My death penalty issues
Trigger Warning-pedophilia and murder
It’s 3:45 in the morning, and I have been up for over an hour. I tried to sleep after hearing of the executions of Troy Davis and Lawrence Russell Brewer. And while, I reblogged, signed petitions, made phone calls and sent emails trying to save Troy Davis, I admit to a certain satisfaction that Brewer is no longer among the living. Does that make me a hypocrite or just human? I am generally a bleeding heart liberal, but I have had experience with monsters. When I was little and lived in this house in East L.A., our next door neighbors were the B’s, for three and a half years until we moved to New York City. Benjamin B was four years younger than I, the same age as my next sister down. We had the same landlord, and the fence between our backyards had broken in places, which allowed us easy access to each other’s yards. We were constantly together with Ben and his sister, Judy. I remember so clearly playing in our blow-up pool and how Ben always tried to prove he wasn’t “ascared” of anything.

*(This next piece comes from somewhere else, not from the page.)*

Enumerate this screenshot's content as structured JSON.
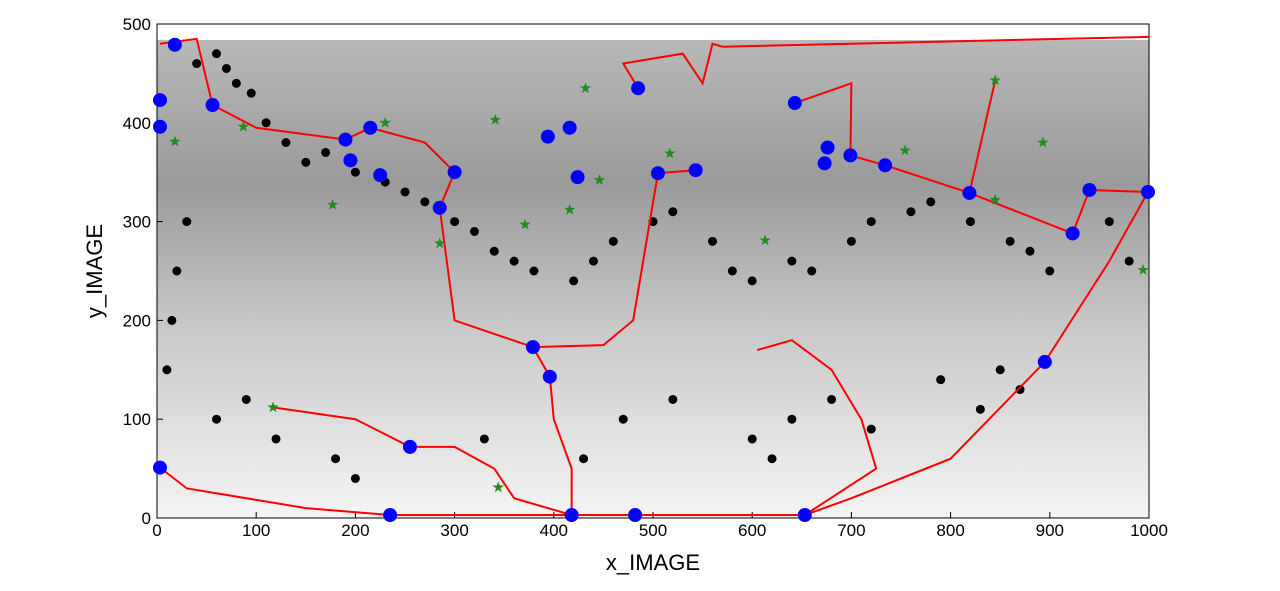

In 1976, we moved back to Southern California, first to Anaheim, where the B’s were living, and then to Fullerton, about 20 minutes from them. My mom and Ben’s mom, Kay, were best friends, and we went to the same church they did, so we saw a lot of Ben and Judy again. In 1981, Benjamin disappeared. He was 12 years old, and he had been collecting money for his paper route, never to be seen alive again. The next few days were filled with desperate praying and listening to the news in horror as they described the ongoing hunt. And then, one night, I was wakened from my restless sleep by a phone that wouldn’t stop ringing. Glancing at my clock, I saw it was after 3:00. My heart started pounding as I answered the phone, knowing that nothing could be good news at that hour.
“Mary Ellen?” came the voice on the other end. It was Kay-Ben’s mom looking for my mother. I didn’t have a chance to answer before she blurted out the awful news. ”It’s Ben. They found him. He’s dead, murdered. He was tied up in the trunk of a car and they think he was sexually molested. What am I going to do?” I sat in my dark bedroom in shock while this poor murdered boy’s mother poured out her anguish and grief into the telephone. Finally I was able to tell her it was me, and I went to get my mom.
There was no easy sleep for any of us in the weeks and months that followed. Our percieved bubble of protection had burst around us. Nothing was safe. We had prayed, and yet God didn’t answer. A monster had done unimaginably horrible things to someone we knew. As the details came out, the horror was compounded. He had been sodomized-there was semen inside him. He had been hogtied and transported in the trunk of a car, and was found still trussed up with his ankles and arms behind him. I felt like there was no foundation to my faith in God if something this terrible could occur to someone I knew.
It didn’t take long for the police to apprehend Robert Thompson. A neighbor had seen him talking to Benjamin on the day the boy disappeared. A search of Thompson’s house turned up clothing and a pair of orthopedic sandals that had belonged to Ben. Thompson admitted to kidnapping Ben, tying him up and taking him to a remote area in the trunk of his car, but said that Ben had still been alive when he left him. He also stated that he had suggested sexual relations to the boy but didn’t follow through. This was in the days before DNA testing was available, but Thompson was out on parole after serving time for sexually molesting another young teenage boy at knife point. That poor boy testified at the trial.
My mom went to court with Kay every day. The whole event shook us to our cores and pretty much took over our lives for the next year or so. Kay has never been the same but has become an advocate of the death penalty and victim’s rights. Thompson was convicted of first degree murder and other heinous acts. The first jury (whom Thompson regularly flipped off in court) was undecided on the death penalty (9-3). This necessitated another jury. At this point, Thompson’s defense attorney recused himself, because he couldn’t stand the sight of his client and thought he couldn’t provide responsible representation. Just imagine a defense attorney giving up on what was probably the most high profile case of his career because the criminal sickened him so much. The second jury recommended the death penalty and Thompson was put on death row-where he lived for another 23 years until he died of a heart attack in prison in 2006. In 1990 the court found against his appeal, and you can read how carefully they considered each objection. In 1998 the state supposedly cleared the way for his execution, but Thompson lived for 8 more years, putting Ben’s mother through more hell every time she had to show up to fight his appeals.
When my four-year-old nephew had a strangulation accident in 2009 and was left in a vegetative state, my family started having flashbacks to Benjamin’s murder. Every single one of us, all eight, experienced it. Once again that imaginary bubble of safety had popped and we were reminded that horror can take over your lives in an instant. One sister and I have gone to therapy, but the rest have not.
So when it comes to the death penalty, I am conflicted due to personal experience. I regretted that man dying of natural causes. I would have been downright satisfied to see him executed by the state, even though it seems inconsistent with most of my other beliefs. I guess life is just complicated, and I’m not going to beat myself up over it. What do you think?